Lil man is snoring in his bouncy chair under one of his sister’s throw blankets. His chubby cheecks looking chubbier with the way his head is laying. He is so beautiful. Mini is asleep on the copy of Charlotte’s Web that my autistic brother got her when she was born. The twinkle lights that are wrapped around her headboard is making her glow different colors and she’s so beautiful. J is asleep next to me with his phone in his hand, a game still playing it’s incessant music… And I want to learn over and kiss him, kiss every freckle on his shoulders, just touch his skin… He’s beautiful. My loves are so beautiful and fill my heart with so much happiness and love, I wish I could do better for them, it sucks so much that I’m going to be staying in a small basement room with everyone now… But it’s only a couple of months… We have to find something better for us, I’m hoping that this door that’s been slammed in my face opens to something much better for my future. For now that’s what I’ll work on… And continue to live.

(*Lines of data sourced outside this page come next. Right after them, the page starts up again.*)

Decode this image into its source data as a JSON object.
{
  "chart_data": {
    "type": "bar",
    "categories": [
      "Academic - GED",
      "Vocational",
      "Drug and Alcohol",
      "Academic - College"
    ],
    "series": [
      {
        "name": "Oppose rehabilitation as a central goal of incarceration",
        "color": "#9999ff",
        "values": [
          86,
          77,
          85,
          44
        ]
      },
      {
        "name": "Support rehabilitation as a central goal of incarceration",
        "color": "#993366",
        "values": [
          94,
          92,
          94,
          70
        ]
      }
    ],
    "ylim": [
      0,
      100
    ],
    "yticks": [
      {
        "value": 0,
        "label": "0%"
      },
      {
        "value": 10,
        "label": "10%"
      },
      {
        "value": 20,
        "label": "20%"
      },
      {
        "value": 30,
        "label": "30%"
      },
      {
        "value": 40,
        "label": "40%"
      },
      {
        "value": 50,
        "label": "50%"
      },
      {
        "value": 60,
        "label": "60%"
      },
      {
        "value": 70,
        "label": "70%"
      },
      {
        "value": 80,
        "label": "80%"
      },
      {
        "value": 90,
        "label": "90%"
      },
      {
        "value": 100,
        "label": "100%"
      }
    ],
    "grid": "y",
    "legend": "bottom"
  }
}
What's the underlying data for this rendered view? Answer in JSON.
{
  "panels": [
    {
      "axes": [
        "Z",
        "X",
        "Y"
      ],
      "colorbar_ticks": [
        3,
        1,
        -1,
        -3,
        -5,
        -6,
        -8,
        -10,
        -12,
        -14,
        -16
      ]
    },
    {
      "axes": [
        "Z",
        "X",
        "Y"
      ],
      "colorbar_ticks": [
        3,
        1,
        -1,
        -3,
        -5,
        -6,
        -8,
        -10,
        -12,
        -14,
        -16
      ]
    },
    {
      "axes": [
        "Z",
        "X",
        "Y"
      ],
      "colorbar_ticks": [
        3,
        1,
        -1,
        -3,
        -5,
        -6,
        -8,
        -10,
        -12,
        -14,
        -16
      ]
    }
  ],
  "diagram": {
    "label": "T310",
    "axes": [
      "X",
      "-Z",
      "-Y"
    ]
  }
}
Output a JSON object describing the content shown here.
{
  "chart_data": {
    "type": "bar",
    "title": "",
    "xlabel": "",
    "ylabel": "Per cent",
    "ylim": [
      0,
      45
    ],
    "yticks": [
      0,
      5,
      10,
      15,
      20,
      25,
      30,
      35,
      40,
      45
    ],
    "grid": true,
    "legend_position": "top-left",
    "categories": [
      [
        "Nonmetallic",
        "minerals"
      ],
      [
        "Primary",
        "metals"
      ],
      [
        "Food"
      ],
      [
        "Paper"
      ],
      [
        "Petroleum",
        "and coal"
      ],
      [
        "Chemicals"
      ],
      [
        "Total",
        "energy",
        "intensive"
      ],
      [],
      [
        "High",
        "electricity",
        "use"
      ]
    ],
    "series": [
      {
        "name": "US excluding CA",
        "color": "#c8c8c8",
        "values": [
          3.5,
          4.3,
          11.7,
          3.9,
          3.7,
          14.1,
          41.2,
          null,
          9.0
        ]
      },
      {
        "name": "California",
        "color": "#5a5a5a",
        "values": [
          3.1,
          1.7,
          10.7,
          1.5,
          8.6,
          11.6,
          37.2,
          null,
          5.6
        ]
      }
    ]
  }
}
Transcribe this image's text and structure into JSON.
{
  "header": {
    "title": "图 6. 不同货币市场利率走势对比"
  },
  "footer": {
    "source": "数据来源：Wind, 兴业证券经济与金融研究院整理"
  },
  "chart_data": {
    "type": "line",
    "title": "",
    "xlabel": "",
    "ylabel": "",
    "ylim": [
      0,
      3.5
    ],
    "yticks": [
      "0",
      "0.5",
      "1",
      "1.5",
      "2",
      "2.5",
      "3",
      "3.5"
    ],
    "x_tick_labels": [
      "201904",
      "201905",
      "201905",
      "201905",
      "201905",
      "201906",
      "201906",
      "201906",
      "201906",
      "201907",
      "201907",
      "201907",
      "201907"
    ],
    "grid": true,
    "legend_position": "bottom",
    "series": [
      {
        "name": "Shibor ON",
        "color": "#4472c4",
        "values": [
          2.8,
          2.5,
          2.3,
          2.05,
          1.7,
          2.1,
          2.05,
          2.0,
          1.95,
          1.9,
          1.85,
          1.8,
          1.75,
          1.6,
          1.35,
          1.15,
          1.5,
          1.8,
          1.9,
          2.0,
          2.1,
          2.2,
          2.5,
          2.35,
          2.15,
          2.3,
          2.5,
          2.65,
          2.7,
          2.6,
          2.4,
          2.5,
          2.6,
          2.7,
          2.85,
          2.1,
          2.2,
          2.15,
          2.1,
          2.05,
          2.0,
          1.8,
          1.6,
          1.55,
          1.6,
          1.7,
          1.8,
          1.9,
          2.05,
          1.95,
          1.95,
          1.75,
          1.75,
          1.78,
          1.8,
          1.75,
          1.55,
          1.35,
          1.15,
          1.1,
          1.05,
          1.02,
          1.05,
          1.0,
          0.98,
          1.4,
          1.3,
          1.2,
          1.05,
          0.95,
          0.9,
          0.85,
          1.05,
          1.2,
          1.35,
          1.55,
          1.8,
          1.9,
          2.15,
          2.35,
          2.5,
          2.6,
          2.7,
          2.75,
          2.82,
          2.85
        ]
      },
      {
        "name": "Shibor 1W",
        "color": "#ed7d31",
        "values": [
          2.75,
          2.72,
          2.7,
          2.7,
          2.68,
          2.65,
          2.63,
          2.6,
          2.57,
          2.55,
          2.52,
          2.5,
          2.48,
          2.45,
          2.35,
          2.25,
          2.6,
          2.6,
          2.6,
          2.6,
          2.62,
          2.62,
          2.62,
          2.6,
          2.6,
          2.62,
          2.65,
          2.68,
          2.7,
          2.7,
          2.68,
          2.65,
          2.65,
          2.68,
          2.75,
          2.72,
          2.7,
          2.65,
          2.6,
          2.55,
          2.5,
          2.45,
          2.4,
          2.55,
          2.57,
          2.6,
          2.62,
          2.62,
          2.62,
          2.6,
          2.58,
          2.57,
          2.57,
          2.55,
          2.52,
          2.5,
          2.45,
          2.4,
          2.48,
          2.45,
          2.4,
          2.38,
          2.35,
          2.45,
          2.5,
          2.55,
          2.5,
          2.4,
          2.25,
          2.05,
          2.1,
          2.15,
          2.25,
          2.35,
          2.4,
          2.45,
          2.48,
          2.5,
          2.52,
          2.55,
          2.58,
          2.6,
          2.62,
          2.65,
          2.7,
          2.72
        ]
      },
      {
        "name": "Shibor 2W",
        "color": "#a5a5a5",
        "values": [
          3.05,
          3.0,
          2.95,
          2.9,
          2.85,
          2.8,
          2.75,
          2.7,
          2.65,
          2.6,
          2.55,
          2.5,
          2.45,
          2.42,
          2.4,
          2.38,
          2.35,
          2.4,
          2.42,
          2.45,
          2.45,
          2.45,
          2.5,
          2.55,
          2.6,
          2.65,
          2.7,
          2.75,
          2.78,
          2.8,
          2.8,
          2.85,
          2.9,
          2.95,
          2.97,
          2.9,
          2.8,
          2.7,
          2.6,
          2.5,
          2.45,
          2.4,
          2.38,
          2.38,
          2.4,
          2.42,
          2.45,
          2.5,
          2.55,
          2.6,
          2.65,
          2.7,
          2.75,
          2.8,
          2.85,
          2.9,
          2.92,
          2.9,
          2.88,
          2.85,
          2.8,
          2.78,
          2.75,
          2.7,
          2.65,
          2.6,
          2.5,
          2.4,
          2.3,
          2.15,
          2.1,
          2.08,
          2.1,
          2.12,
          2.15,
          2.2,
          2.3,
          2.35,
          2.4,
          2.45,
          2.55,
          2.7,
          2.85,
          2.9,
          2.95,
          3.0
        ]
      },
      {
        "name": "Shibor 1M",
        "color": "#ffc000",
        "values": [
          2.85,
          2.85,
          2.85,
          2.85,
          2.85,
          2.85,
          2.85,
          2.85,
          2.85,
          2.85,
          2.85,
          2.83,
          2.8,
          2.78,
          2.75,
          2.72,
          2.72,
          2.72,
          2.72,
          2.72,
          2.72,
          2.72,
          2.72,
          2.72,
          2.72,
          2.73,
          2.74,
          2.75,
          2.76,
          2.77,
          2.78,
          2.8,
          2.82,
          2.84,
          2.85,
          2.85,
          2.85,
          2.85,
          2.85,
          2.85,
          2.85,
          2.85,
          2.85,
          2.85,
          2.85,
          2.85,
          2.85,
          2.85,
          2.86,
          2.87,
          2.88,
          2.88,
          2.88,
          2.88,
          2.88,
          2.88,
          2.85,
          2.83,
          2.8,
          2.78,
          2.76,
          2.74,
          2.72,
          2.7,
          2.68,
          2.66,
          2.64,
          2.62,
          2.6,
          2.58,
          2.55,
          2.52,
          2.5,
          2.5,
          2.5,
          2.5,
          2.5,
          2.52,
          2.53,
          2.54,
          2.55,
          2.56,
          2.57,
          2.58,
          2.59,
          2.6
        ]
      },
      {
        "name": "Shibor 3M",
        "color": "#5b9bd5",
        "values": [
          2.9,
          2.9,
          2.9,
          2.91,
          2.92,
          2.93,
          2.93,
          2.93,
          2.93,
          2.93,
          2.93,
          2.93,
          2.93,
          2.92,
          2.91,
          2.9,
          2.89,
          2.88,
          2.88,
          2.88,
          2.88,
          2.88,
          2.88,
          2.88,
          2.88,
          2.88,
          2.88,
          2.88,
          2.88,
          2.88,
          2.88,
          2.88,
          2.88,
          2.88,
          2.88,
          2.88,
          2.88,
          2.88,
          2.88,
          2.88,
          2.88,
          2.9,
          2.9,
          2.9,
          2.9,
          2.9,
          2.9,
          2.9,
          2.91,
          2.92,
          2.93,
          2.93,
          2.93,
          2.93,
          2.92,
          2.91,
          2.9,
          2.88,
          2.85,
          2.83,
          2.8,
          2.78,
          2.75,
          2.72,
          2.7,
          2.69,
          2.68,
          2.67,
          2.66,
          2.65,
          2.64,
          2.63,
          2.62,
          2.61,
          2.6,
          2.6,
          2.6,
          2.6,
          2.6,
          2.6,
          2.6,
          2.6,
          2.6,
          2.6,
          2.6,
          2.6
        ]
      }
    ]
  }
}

I'm not the same girl I was when I started this tumblr 4 years ago. I've gone through a lot of shit, but I think I like myself more. I'm more honest now, and even though I'm still going through shit, I think I'm stronger than I ever was before.
Still loving my kids, still loving my cats and my dog, still loving my younger boyfriend. Still all for equal rights, feminist, and still broke as hell.